Lityum Tabanlı Batarya Teknolojilerindeki Gelişmeler
Geleneksel lityum-iyon batarya teknolojisi, teorik olarak 387 Wh/kg’lık bir özgül
enerjiye sahiptir . Günümüzde üretilen ticari hücreler 240 Wh/kg enerji yoğunluğuna
ulaşmaktadır ve bu yüzden mevcut lityum-iyon batarya teknolojisinin limitlerine ulaştığı
açıktır. Seri üretimi yapılan EA’ların her şarj için 500 km üzerinde bir menzile erişebilme
hedefi ancak ticari batarya teknolojisinin yeni bir çağı görmesi ile mümkün olabilir.

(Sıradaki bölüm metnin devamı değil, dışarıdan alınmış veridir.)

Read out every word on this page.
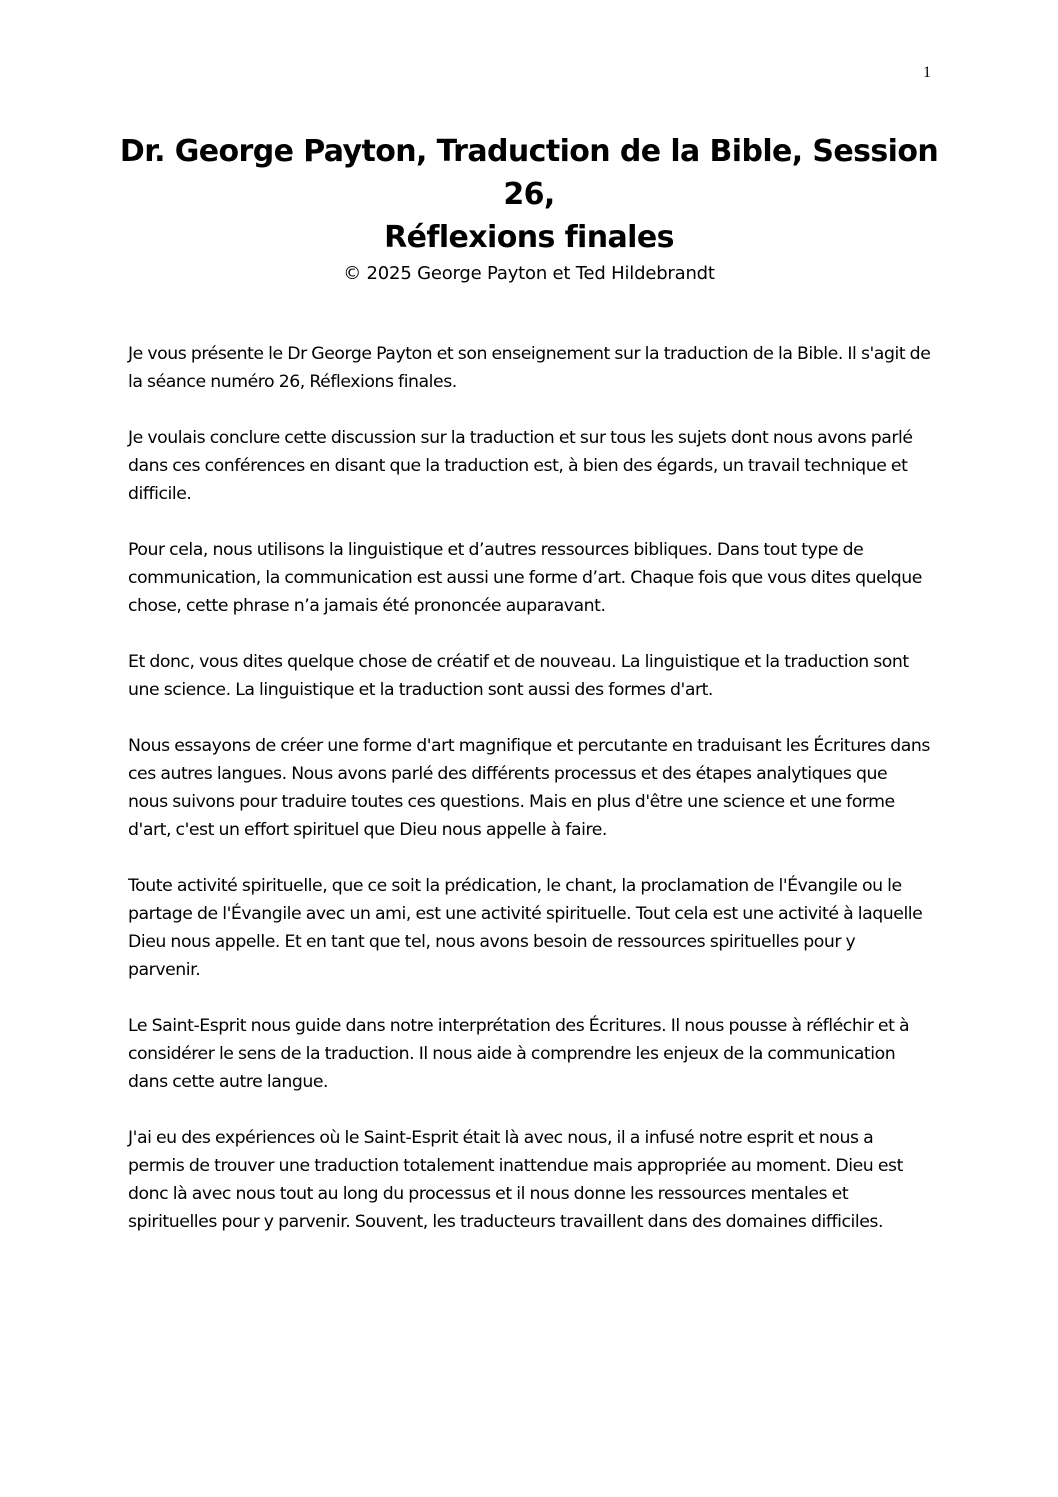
1
Dr. George Payton, Traduction de la Bible, Session
26,
Réflexions finales
© 2025 George Payton et Ted Hildebrandt

Je vous présente le Dr George Payton et son enseignement sur la traduction de la Bible. Il s'agit de la séance numéro 26, Réflexions finales.

Je voulais conclure cette discussion sur la traduction et sur tous les sujets dont nous avons parlé dans ces conférences en disant que la traduction est, à bien des égards, un travail technique et difficile.

Pour cela, nous utilisons la linguistique et d’autres ressources bibliques. Dans tout type de communication, la communication est aussi une forme d’art. Chaque fois que vous dites quelque chose, cette phrase n’a jamais été prononcée auparavant.

Et donc, vous dites quelque chose de créatif et de nouveau. La linguistique et la traduction sont une science. La linguistique et la traduction sont aussi des formes d'art.

Nous essayons de créer une forme d'art magnifique et percutante en traduisant les Écritures dans ces autres langues. Nous avons parlé des différents processus et des étapes analytiques que nous suivons pour traduire toutes ces questions. Mais en plus d'être une science et une forme d'art, c'est un effort spirituel que Dieu nous appelle à faire.

Toute activité spirituelle, que ce soit la prédication, le chant, la proclamation de l'Évangile ou le partage de l'Évangile avec un ami, est une activité spirituelle. Tout cela est une activité à laquelle Dieu nous appelle. Et en tant que tel, nous avons besoin de ressources spirituelles pour y parvenir.

Le Saint-Esprit nous guide dans notre interprétation des Écritures. Il nous pousse à réfléchir et à considérer le sens de la traduction. Il nous aide à comprendre les enjeux de la communication dans cette autre langue.

J'ai eu des expériences où le Saint-Esprit était là avec nous, il a infusé notre esprit et nous a permis de trouver une traduction totalement inattendue mais appropriée au moment. Dieu est donc là avec nous tout au long du processus et il nous donne les ressources mentales et spirituelles pour y parvenir. Souvent, les traducteurs travaillent dans des domaines difficiles.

Lityum-hava (Li2O2) ve Li-S kimyaları sırasıyla 3582 ve 2567 Wh/kg çok yüksek
teorik enerjilerinden dolayı araştırma dünyasının giderek ilgisini çekmektedir . İlave
olarak Lityum-hava ve Li-S katotları bolca bulunan, oksijen ve basit sülfür gibi
malzemelerden oluştuğu için hücrelerin üreticiye maliyeti de daha düşük olmaktadır. Her iki
batarya teknolojileri, dış devrede bir yük gözlendiği zaman lityumun oksitlendiği aynı
metalik lityum anoda sahiptir. Lityum iyonlar, sırasıyla lityum-hava ve lityum-sülfür
hücrelerin katodundaki oksijeni veya basit sülfürü redüklemek (indirgemek) için elektrolit
boyunca hareket ederler. Bu bataryaların artırılmış teorik enerji yoğunluğunun çoğunluğu saf
metalik lityum anodunun bir sonucudur. Bu anot yapısı klasik lityum iyon bataryalarda her
birim kütlede bulunan lityum grafit anottan daha fazla yük taşıyabilir . Bunun
ötesinde, lityum iyon bataryalarda bulunan katot, LiCoO2 hücrelerdeki gibi, Li2O2 veya Li2S
katotlarından daha az lityum depolayabilir.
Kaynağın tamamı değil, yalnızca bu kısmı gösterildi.